А я не могла. Ноги одеревенели, платье прилипло к спине. Мама не унималась:
— Это же так просто. Я развяжу вам руки. Лялечка, родная моя, маленькая, ну, пожалуйста, я очень тебя прошу.
Ляля уткнулась головой в подушку, не глядя, нежно касалась маминых волос дрожащими пальцами. Через целую вечность, как мне показалось, оторвалась от подушки и приподняла сестру, просунув руки под ее плечи.
— Грешница! Как ты можешь? Язык же повернулся!
— Жаль, — прошептала мама, — я думала, ты поймешь.
У меня не стало сил ни смотреть на них, ни слышать все это. Всем телом надавила на дверь и чуть не выпала на Татку, стоявшую почему-то в коридоре.
— Ты чего? — испугалась она.
— Ай, да ничего! Зацепилась за этот проклятый половичок! Выбросить его надо, к черту, к черту!
Весь оставшийся день мы метались от окон к мелким, незначительным делам. Мама уснула. Ляля то уходила к себе, то возвращалась и каждый раз не могла вспомнить, зачем пришла. Терла лоб, приговаривала:
— Зачем же я пришла? Зачем-то же я шла сюда.
Перед заходом солнца толпа за окнами поредела. Машины понеслись уже на полном ходу. Быстрым шагом прошла небольшая группа людей… И все.
Мы вышли с Таткой на улицу. Она была совершенно пуста. И жуткая, непривычная тишина. Мертвый город.

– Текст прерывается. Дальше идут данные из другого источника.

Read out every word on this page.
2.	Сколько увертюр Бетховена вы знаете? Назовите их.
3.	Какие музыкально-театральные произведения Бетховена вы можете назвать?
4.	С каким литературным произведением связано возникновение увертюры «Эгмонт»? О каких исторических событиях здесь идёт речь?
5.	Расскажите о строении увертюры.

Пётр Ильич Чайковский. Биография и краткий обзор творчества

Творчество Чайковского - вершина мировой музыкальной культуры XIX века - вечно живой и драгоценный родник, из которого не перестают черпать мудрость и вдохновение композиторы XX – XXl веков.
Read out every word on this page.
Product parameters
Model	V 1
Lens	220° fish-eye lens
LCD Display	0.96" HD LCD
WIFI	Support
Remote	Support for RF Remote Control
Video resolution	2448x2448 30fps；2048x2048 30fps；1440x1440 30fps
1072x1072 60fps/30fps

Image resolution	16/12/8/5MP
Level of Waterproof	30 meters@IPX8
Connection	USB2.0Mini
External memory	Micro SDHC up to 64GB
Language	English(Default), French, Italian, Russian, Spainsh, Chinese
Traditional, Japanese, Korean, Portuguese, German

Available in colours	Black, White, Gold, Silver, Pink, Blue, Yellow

— Представляешь, — оглядывалась по сторонам Татка, — во всем Париже одни мы. Вот ужас!
Я не успела ответить. Взгляд упал на лавочку мадам Ренот. Двери ее были гостеприимно распахнуты. Все остальные магазины закрыты, окна намертво задраены, а у нее открыто. Не сговариваясь, мы побежали через дорогу. Внутри лавочки, как ни в чем не бывало, делала вечернюю уборку мадам Ренот.
— Вы не ушли, вы здесь? — бросились мы к ней.
Она спокойно смотрела на нас.
— Как же я могла уйти? Мне нельзя. В квартале наверняка есть мамы с маленькими детьми, не оставлять же их без молока. Как можно!
В первый раз за весь этот кошмарный день стало легче. Значит, не все ушли, значит, мы не одни. Мадам Ренот вышла из-за прилавка.
— А вы — молодцы, не поддались панике. И правильно. Немцы — не немцы, а жизнь должна идти своим чередом. И приходите завтра. Молоко будет.
— Правда? — обрадовалась Татка.
— Без сомнений. Я уже позвонила поставщику. Только вот мы не знаем, сколько везти. Мало — не хватит на всех, много — останется и прокиснет. Тоже нехорошо.
Она проводила нас на улицу. Уходя, мы несколько раз оглядывались и смотрели, как она спокойно стоит возле дверей, одна одинешенька на всем широченном, когда-то таком шумном бульваре.
Еще один сюрприз ожидал нас возле дома. Нос к носу мы столкнулись с нашей консьержкой. Она радостно бросилась к нам.
— Девочки, дорогие мои, вы не ушли? Как хорошо! Лифт не работает, а я уже выбилась из сил бегать по этажам, проверять, у всех ли заперты квартиры. Вы подумайте! В трех подъездах пять незапертых квартир!
Она попросила нас обойти оставшиеся два подъезда и крикнуть сверху, если обнаружится непорядок. Мир перевернулся. Даже консьержка допустила посторонних к такому важному и ответственному делу. Мы с Таткой отправились наверх, но на втором этаже она вдруг сказала:
— Что мы, как дурочки, будем бегать вдвоем. Иди дальше одна, а я проверю в следующем подъезде.